Qui doit décider de la durée de la souffrance d’autrui ? On sait aujourd’hui que moins de huit séances d’EMDR (Eye Movement Desensitization and Reprocessing (EMDR) : utilisant les mouvements oculaires rapides, cette technique permet d’atténuer des souvenirs traumatiques en les remplaçant par des images et des pensées nouvelles) permettent de soulager les symptômes du deuil traumatique dans plus de 80 % des cas (Sprang G., in Research on Social Work Practice, 2001. Et Wilson S., Becker L. and Tinker R., in Journal of Consulting and Clinical Psychology, 1997).

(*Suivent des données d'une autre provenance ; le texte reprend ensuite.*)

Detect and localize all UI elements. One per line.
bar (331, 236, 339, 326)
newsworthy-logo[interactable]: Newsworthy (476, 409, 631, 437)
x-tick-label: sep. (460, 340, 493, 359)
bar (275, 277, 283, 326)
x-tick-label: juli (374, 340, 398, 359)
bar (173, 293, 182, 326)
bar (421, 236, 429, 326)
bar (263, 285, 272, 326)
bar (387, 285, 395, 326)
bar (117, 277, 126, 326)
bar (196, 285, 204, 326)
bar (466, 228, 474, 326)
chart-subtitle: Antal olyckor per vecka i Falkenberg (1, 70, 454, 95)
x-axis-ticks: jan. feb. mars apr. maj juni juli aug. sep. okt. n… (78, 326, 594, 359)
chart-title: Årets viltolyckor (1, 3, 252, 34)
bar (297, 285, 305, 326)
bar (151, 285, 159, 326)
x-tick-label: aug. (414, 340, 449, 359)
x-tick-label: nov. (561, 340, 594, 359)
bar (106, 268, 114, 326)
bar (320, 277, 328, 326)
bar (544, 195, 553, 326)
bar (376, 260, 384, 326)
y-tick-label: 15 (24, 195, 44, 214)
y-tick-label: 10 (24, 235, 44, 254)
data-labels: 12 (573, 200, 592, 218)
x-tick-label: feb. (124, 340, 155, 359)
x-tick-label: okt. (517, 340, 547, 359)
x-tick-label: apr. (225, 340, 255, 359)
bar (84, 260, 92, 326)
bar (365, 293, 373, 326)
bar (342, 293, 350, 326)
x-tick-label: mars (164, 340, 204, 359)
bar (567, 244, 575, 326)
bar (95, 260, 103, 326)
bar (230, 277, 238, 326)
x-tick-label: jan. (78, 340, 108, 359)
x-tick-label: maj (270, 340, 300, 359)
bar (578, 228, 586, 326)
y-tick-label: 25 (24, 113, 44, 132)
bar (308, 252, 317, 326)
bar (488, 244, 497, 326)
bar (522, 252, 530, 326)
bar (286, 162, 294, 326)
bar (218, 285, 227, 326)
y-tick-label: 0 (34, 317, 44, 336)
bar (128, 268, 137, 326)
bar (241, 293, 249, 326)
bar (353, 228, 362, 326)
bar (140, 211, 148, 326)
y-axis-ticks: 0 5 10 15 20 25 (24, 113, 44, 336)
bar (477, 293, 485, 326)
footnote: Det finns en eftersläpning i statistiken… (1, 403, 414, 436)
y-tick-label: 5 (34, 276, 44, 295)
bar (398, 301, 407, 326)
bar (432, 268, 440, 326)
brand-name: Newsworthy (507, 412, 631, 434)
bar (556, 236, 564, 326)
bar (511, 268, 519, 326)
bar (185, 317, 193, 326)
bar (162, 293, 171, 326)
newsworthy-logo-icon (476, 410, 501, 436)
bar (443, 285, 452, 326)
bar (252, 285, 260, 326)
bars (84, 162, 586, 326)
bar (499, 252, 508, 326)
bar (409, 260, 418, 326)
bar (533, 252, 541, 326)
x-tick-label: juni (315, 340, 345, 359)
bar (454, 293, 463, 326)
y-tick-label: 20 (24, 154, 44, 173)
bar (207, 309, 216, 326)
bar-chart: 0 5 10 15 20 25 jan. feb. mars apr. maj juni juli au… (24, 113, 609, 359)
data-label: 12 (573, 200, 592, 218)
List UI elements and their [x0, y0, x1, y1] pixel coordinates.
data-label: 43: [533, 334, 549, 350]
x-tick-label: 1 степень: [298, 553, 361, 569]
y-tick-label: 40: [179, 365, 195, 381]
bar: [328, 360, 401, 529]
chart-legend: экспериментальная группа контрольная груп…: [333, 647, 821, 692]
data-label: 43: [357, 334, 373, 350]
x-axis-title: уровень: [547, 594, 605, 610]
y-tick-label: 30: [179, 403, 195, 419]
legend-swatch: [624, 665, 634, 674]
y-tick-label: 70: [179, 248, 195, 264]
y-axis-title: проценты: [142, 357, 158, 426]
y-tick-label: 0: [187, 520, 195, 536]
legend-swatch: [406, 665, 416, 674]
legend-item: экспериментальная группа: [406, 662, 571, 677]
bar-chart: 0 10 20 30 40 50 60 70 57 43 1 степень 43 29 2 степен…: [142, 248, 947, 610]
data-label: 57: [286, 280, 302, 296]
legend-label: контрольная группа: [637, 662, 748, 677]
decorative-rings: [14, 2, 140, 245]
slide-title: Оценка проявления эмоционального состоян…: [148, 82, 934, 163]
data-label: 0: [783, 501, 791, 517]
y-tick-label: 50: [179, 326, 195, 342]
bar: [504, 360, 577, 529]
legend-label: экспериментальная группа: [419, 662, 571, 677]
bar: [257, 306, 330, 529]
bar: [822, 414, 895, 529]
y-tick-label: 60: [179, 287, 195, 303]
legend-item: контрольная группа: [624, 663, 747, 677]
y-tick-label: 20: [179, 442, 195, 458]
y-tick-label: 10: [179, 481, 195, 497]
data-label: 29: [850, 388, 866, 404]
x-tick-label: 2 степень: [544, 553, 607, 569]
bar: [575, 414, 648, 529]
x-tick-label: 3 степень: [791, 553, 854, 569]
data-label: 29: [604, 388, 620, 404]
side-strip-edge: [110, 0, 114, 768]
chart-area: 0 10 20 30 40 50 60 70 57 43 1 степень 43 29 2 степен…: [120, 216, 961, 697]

Pourquoi en priver celui qui souffre ? Un thérapeute a-t-il moralement le droit de refuser de traiter celui qui demande de l’aide ?
Les patients qui ont perdu un être aimé ont souvent le sentiment que leur souffrance est une façon d’honorer son souvenir. Mais après quelques semaines, qu’aurait souhaité le fils de Lynne pour sa mère ? A la fin de ses séances d’EMDR, c’est Lynne elle-même qui a trouvé la réponse : « Je ne suis plus bloquée sur les images horribles de cette dernière soirée avec lui. Ce que je revois, ce sont tous nos moments de tendresse et de douceur. Je suis reconnaissante pour tout ce qu’il m’a apporté avant de partir. » Puis elle met la main sur sa poitrine : « Il est en paix maintenant, et je sens sa présence dans mon cœur. Je ne l’oublierai jamais, il sera toujours là avec moi. Ma vie peut continuer… » Fallait-il attendre six mois ? Et combien de temps les victimes du tsunami vont-elles, elles aussi, souffrir ?
L’EMDR au service des rescapés de l’Asie du Sud-Est
EMDR-France regroupe des psychologues cliniciens, psychiatres, psychanalystes, psychothérapeutes formés à l’EMDR, technique visant à traiter les états de stress post-traumatiques. Un grand nombre de ces praticiens se sont portés volontaires, pour aider bénévolement, en France, les victimes directes et indirectes du tsunami.